Вечер первого снега - страница 9

стр.

Пока мы разговаривали, почти все женщины разошлись. Две или три, из самых запасливых, бродили вдоль берега, собирая оброненную рыбу. Остальные разорванной цепочкой тянулись вверх, по дороге к поселку.

Только тут я вспомнила про Настеньку — так ведь и не узнала, что с ее ногой. Не до того было. Да, наверное, ничего страшного.

Нина Ильинична взяла меня под руку:

— Пойдемте ко мне чай пить. Вымоетесь, отдохнете.

Я согласилась. О том, где была все это время Тоня, я просто не подумала…

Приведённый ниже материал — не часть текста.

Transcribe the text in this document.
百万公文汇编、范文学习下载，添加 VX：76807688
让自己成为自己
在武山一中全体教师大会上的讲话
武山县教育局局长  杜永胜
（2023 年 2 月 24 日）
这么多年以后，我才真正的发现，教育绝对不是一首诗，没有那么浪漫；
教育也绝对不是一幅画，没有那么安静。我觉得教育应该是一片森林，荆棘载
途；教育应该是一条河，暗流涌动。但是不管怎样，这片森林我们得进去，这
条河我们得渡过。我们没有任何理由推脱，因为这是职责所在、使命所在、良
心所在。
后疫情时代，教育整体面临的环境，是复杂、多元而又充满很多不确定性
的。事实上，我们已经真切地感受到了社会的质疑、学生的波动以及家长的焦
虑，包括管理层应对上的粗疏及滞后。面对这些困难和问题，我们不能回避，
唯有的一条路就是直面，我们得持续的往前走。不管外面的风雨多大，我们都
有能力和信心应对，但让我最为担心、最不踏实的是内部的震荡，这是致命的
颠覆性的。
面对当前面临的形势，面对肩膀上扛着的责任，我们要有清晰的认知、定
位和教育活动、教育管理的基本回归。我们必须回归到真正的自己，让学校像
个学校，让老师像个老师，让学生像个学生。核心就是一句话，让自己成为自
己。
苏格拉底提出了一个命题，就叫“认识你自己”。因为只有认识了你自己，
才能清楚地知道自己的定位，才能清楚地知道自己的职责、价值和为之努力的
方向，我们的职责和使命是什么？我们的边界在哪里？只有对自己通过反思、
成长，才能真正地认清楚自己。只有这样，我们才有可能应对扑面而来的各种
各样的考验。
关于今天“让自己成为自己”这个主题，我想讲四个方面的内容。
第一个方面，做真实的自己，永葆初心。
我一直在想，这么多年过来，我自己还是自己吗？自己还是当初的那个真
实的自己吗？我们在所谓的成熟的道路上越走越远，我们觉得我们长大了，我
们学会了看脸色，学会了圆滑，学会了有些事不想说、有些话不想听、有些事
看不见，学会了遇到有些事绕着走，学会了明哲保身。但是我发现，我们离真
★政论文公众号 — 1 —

Мы шли по незнакомой улице. Как-то не приходилось до сих пор бывать в этой части поселка. Я уже привыкла к домам, окружающим рыбозавод. Они были разные, но внутренне напоминали друг друга: в них жили люди, привязанные к морю и равнодушные к земле. Возле этих домов на кольях сохли сети, а окна украшали ожерелья из мелкой вяленой рыбки — уйка. Лишь изредка зеленела возле крыльца кудрявая ботва картошки, топорщился лук. Чаще только истоптанная трава, в блестках сухой рыбьей чешуи окружала дом.

Здесь все было не так. Узкую улочку стиснули, с двух сторон высокие заборы, обросшие у подножья сочной нетоптаной, травой, За каждым забором; льдисто блестели стекла теплиц, кудахтали куры. Белые мазаные дома напоминали украинские хаты. И так же как там, возле каждой хаты буйно цвели желтые бархатцы, розовые астры, синие анютины глазки. Разница была только в том, что здесь эти цветы задыхались, в старых консервных банках и в их цветении чувствовалось отчаяние… Ни одного человека не встретилось нам. Вся жизнь здесь шла только за заборами. Там слышались шаги, голоса, лаяли собаки, где-то смеялся ребенок.

— Что это за странная улица? Я никогда на ней не была, Она точно и не похожа на весь поселок…

Нина Ильинична устало пожала плечами.

— Улица как улица. Здесь наши старожилы живут по большей части. Обжились, обзавелись хозяйством. Иным, глядишь, — море-то и вовсе ни к чему… А что поделаешь? В таких поселках, как наш, всегда две стороны. Или люди приходят и уходят, как птицы, — им все равно, где и как жить. Или остаются и навек прирастают к земле. Она ведь надежнее моря…

— И вы считаете, что всегда будет так?

— Не знаю. Наверное, нет. Да ведь и у нас есть старожилы-рыбаки, которым море дороже помидоров и картошки. Вон тот же Ладнов, например… Но чтобы все такими стали, другие масштабы жизни нужны, понимаете? Кустарно все у нас, мелко…

Нина Ильинична замолчала. Видимо, про себя додумывала сказанное.

— А где живет Тоня?

— Что? Ах, Кожина… Да вон их дом. Видите, с флюгером на крыше? Там она и живет.

Тяжелая калитка дома была приотворена. Из нее, перегоняя друг друга, неслись пьяные всхлипы гармошки. Она точно задыхалась от быстрого бега. Хрипловатый, но сильный женский голос пытался догнать ее, но напрасно: песня дробилась на непонятные обрывки и эхом гасла на тихой улице.

Мы подошли к калитке. Длинная тропка вела мимо большого картофельного поля к дому. Там на лужайке стояла Тоня, Вся какая-то нестерпимо яркая, Переливчатое шелковое платье, голубые и красные бусы на шее, блестящие клипсы в ушах. И рядом, приткнувшись на завалинке, торопливо дергал баян рослый парень в морской бескозырке. Кругом сидели и стояли еще какие-то люди. Нарядные, явно не бывавшие ни на каком субботнике… Но именно по этим двоим я поняла главное: они-вместе, и они бесконечно далеки. Ни один из них не нужен другому. Только себе копится добро, только себе падает на плечи беда. Руки этих людей не умеют помогать…

Тоня увидела нас, и голос ее зазвучал еще громче. Она даже попробовала плясать, но, споткнувшись о какую-то щепку, остановилась.

— Завтра зайдешь ко мне в партком, Кожина, — просто сказала Нина Ильинична.

И может быть, именно от этого тона сразу ей никто не ответил. Нина Ильинична уже повернулась обратно к калитке, когда Тоня крикнула:

— Это что, отчитывать будете, да?

— А ты что думала? Субботник объявляется для всех… Это и к вам относится… — Она глянула на завалинку, но там было пусто. Тоня стояла одна. Гармонист то ли действительно спал, повесив на баян круто завитый чуб, то ли притворялся. Ленивый предвечерний покой окружил дом. Среди высокой картофельной ботвы постанывали куры, не тихим свистом терлись друг о друга шершавые листья осоки.